For Williams, poems emerge from cities. His poetry draws our attention to urban spaces, to the ways in which they pulse with layers of interaction often missed. He has written many poems about Newark, and his oeuvre is full of poems about urban spaces and the everyday lived experiences within them. Interactions on trains, in particular, capture his attention. The subway in New York City and Philadelphia and the Metro in Paris run through a good deal of his "subway poems." "I've been a city person all my life," shares Williams, "and I have a kind of umbilical cord attaching me to the city. I suppose since most of civilization, for good or ill, happens in cities, they are centers of civilization for me, a kind of laboratory,"

Although Williams has written poems about the Vietnam War, the Civil Rights Movement, and other social justice movements and concerns, he does not view himself as a "social poet," as some critics have called him. "It is inevitable," insists Williams. "As a poet, you have to write about what is around you -- the good exhaultations and the bad tensions, about other people -- if you are paying attention."

Paying attention -- this is indeed the phrase that captures William' practice and production as a poet. His poetry brings such precise, careful, humane, perceptive, vital attention to out contemporary world. His characteristically long, flexible poetic lines read with probing curiosity, with a deep desire to bring attentiveness and voice to people and moments often unnoticed.
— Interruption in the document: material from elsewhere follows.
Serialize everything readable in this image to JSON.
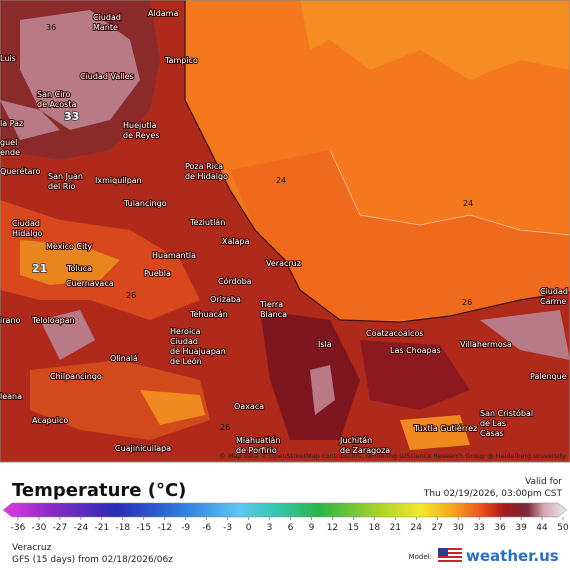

And in the reading of and listening to it, we, too, are reminded of the importance of bearing witness to the complex nature of our everyday lives. This is how poetry matters.

If you find yourself traveling to the Dodge Poetry Festival on NJTransit, read the subway poem "On the Metro" along the way. Read its long, almost prose-like lines as you sit on the long, winding train. Think about the ways in which this poem offers a single extended moment on the train, intently and intimately observed. Perhaps you'll have a chance to ask Williams about the poem when you see him at the festival.